One of the seemingly inviolate rules of modern writing is to keep adjectives and adverbs to a minimum. Are adjectives and adverbs really that bad?
Yes and no.
They are fine words, in and of themselves. This is my fifth sentence in this post and I've already used several great adjectives. If I hadn't, the tone of the piece would be different. So what's wrong with adjectives, anyway.
It's not so much the adjectives that are bad. It's the quality and quantity of the adjectives.
Most of us were taught somewhere in grammar school that adjectives make writing more descriptive. Some of the first positive critiques our writing received might have been from teachers complimenting how well we described things when we piled on adjectives. Our peers were writing "The car drove fast on the road" while we budding authors spruced things up and wrote that "The shiny little yellow car drove very fast on the long dusty road."
When learning to write and learning the parts of speech, adjectives received accolades. So what happened? What changed?
Serious writing at a professional level requires strong nouns and verbs. Adjectives often highlight the weakness of a writer's nouns. Likewise, adverbs point a long pointy finger at weak verbs.
When you see a string of adjectives before one of your nouns, look carefully at the noun and the context surrounding it. In our quest to "show, don't tell," adjectives are not our friends. Replace the noun with something more specific. "Volvo," "AMC Pacer," "Suburban," and "Dodge 4x4" are much more specific than "car"--even if the car is shiny and little and yellow--and do additional work by telling you something about the person who is driving the car. The driver of a vintage MG is probably a different kind of character than the guy in a Hummer.
Replace the adjective with specifics, add the kind of sensory input through which we experience the real world, and, if appropriate in the context, include the reaction of your character. If you really need the helper words, keep them. That a 4x4 is
mud-drenched might be a critical detail. And it's certainly more vivid
than a "dirty truck."
One of the problems with many adjectives is that they are abstractions. "Beautiful" doesn't give your reader anything concrete to picture. What does "beautiful" even mean? How am I supposed to react to it? Is my beautiful the same as yours? Probably not. Concrete language creates an image. Abstractions create a fuzzy haze.
In many cases, it's OK for two readers to picture something differently. The reader's imagination fills in the holes you leave, which is why in today's writing you seldom see the same kinds of lengthy descriptions of characters as were common 100 years ago. Today, the writer provides just enough description to trigger the reader's imagination. Still, the better your images, the more engaging the writing.
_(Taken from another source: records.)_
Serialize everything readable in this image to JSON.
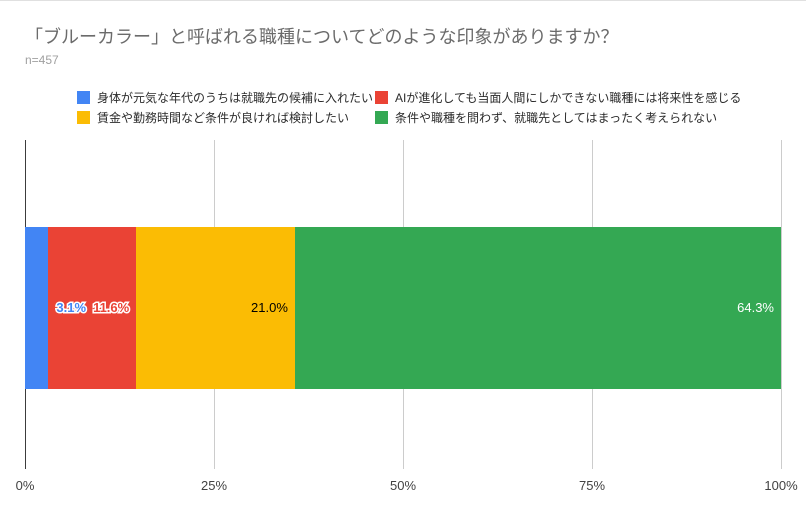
{
  "header": {
    "title": "「ブルーカラー」と呼ばれる職種についてどのような印象がありますか？",
    "subtitle": "n=457"
  },
  "chart_data": {
    "type": "bar",
    "orientation": "horizontal",
    "stacked": true,
    "title": "「ブルーカラー」と呼ばれる職種についてどのような印象がありますか？",
    "subtitle": "n=457",
    "sample_size": "n=457",
    "categories": [
      ""
    ],
    "series": [
      {
        "name": "身体が元気な年代のうちは就職先の候補に入れたい",
        "values": [
          3.1
        ],
        "color": "#4285F4"
      },
      {
        "name": "AIが進化しても当面人間にしかできない職種には将来性を感じる",
        "values": [
          11.6
        ],
        "color": "#EA4335"
      },
      {
        "name": "賃金や勤務時間など条件が良ければ検討したい",
        "values": [
          21.0
        ],
        "color": "#FBBC04"
      },
      {
        "name": "条件や職種を問わず、就職先としてはまったく考えられない",
        "values": [
          64.3
        ],
        "color": "#34A853"
      }
    ],
    "data_labels": [
      {
        "text": "3.1%",
        "style": "outlined",
        "color": "#4285F4",
        "placement": "outside"
      },
      {
        "text": "11.6%",
        "style": "outlined",
        "color": "#EA4335",
        "placement": "outside"
      },
      {
        "text": "21.0%",
        "style": "plain",
        "color": "#000000",
        "placement": "inside-end"
      },
      {
        "text": "64.3%",
        "style": "plain",
        "color": "#ffffff",
        "placement": "inside-end"
      }
    ],
    "x_axis": {
      "ticks": [
        "0%",
        "25%",
        "50%",
        "75%",
        "100%"
      ],
      "tick_values": [
        0,
        25,
        50,
        75,
        100
      ],
      "range": [
        0,
        100
      ]
    },
    "grid": true,
    "legend_position": "top",
    "axis_color": "#3c3c3c",
    "gridline_color": "#cccccc"
  }
}
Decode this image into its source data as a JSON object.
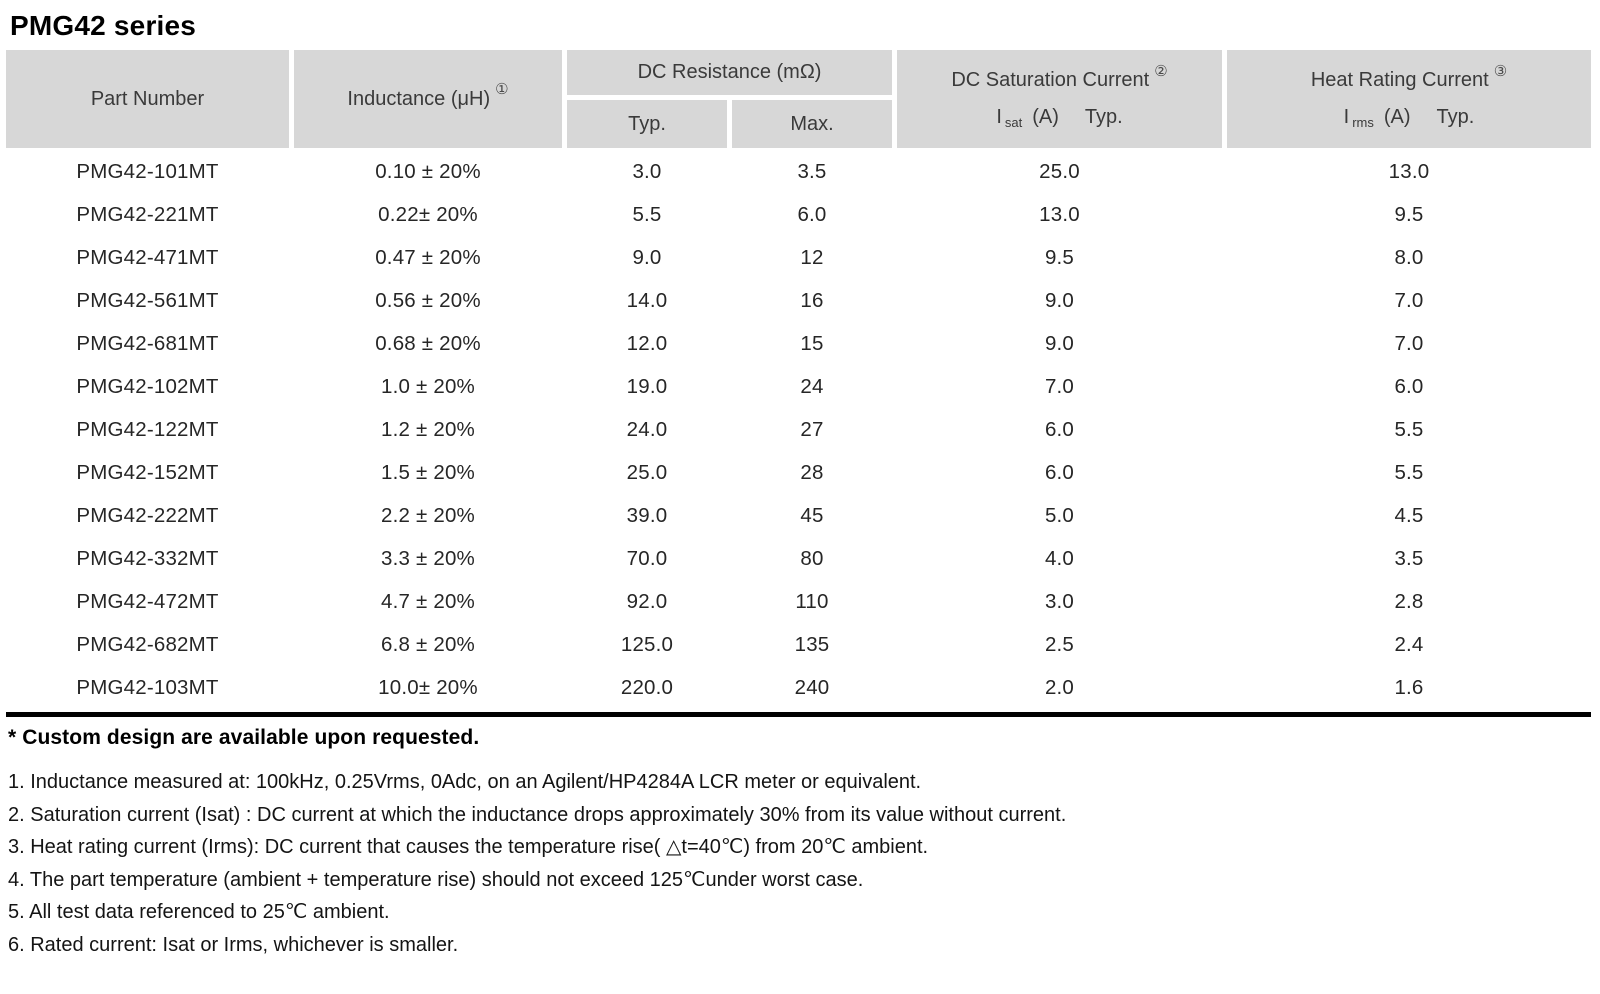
{
  "title": "PMG42 series",
  "table": {
    "headers": {
      "part_number": "Part Number",
      "inductance": "Inductance (μH)",
      "inductance_note": "①",
      "dc_resistance_group": "DC Resistance (mΩ)",
      "dc_resistance_typ": "Typ.",
      "dc_resistance_max": "Max.",
      "dc_saturation_group": "DC Saturation Current",
      "dc_saturation_note": "②",
      "dc_saturation_symbol": "I",
      "dc_saturation_sub": "sat",
      "dc_saturation_unit": "(A)",
      "dc_saturation_typ": "Typ.",
      "heat_rating_group": "Heat Rating Current",
      "heat_rating_note": "③",
      "heat_rating_symbol": "I",
      "heat_rating_sub": "rms",
      "heat_rating_unit": "(A)",
      "heat_rating_typ": "Typ."
    },
    "rows": [
      {
        "part": "PMG42-101MT",
        "inductance": "0.10 ± 20%",
        "typ": "3.0",
        "max": "3.5",
        "isat": "25.0",
        "irms": "13.0"
      },
      {
        "part": "PMG42-221MT",
        "inductance": "0.22± 20%",
        "typ": "5.5",
        "max": "6.0",
        "isat": "13.0",
        "irms": "9.5"
      },
      {
        "part": "PMG42-471MT",
        "inductance": "0.47 ± 20%",
        "typ": "9.0",
        "max": "12",
        "isat": "9.5",
        "irms": "8.0"
      },
      {
        "part": "PMG42-561MT",
        "inductance": "0.56 ± 20%",
        "typ": "14.0",
        "max": "16",
        "isat": "9.0",
        "irms": "7.0"
      },
      {
        "part": "PMG42-681MT",
        "inductance": "0.68 ± 20%",
        "typ": "12.0",
        "max": "15",
        "isat": "9.0",
        "irms": "7.0"
      },
      {
        "part": "PMG42-102MT",
        "inductance": "1.0 ± 20%",
        "typ": "19.0",
        "max": "24",
        "isat": "7.0",
        "irms": "6.0"
      },
      {
        "part": "PMG42-122MT",
        "inductance": "1.2 ± 20%",
        "typ": "24.0",
        "max": "27",
        "isat": "6.0",
        "irms": "5.5"
      },
      {
        "part": "PMG42-152MT",
        "inductance": "1.5 ± 20%",
        "typ": "25.0",
        "max": "28",
        "isat": "6.0",
        "irms": "5.5"
      },
      {
        "part": "PMG42-222MT",
        "inductance": "2.2 ± 20%",
        "typ": "39.0",
        "max": "45",
        "isat": "5.0",
        "irms": "4.5"
      },
      {
        "part": "PMG42-332MT",
        "inductance": "3.3 ± 20%",
        "typ": "70.0",
        "max": "80",
        "isat": "4.0",
        "irms": "3.5"
      },
      {
        "part": "PMG42-472MT",
        "inductance": "4.7 ± 20%",
        "typ": "92.0",
        "max": "110",
        "isat": "3.0",
        "irms": "2.8"
      },
      {
        "part": "PMG42-682MT",
        "inductance": "6.8 ± 20%",
        "typ": "125.0",
        "max": "135",
        "isat": "2.5",
        "irms": "2.4"
      },
      {
        "part": "PMG42-103MT",
        "inductance": "10.0± 20%",
        "typ": "220.0",
        "max": "240",
        "isat": "2.0",
        "irms": "1.6"
      }
    ]
  },
  "footnotes": {
    "custom": "* Custom design are available upon requested.",
    "notes": [
      "1. Inductance measured at: 100kHz, 0.25Vrms, 0Adc, on an Agilent/HP4284A LCR meter or equivalent.",
      "2. Saturation current (Isat) : DC current at which the inductance drops approximately 30% from its value without current.",
      "3. Heat rating current (Irms): DC current that causes the temperature rise( △t=40℃) from 20℃ ambient.",
      "4. The part temperature (ambient + temperature rise) should not exceed 125℃under worst case.",
      "5. All test data referenced to 25℃ ambient.",
      "6. Rated current: Isat or Irms, whichever is smaller."
    ]
  }
}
Adverbs have similar problems. They often point to verbs that are not doing their jobs. What does it mean if a characters runs slowly? Is she slow because she's out of shape? Is she running as fast as she can, but that happens to not be especially swift? Try replacing the verb-adverb combination with a better verb that shows what you mean by "ran slowly." Like "jogged." "Lumbered." "Trotted." Each of those means something different and says more about your character than "ran slowly."
In the end, the decision about whether the adjectives and adverbs are helping the nouns and verbs pull their weight or enabling their laziness is yours. But when you revise, look specifically for nouns and verbs that are combined with those helper words. Look at each one and decide whether it says what you want, as strongly as it can.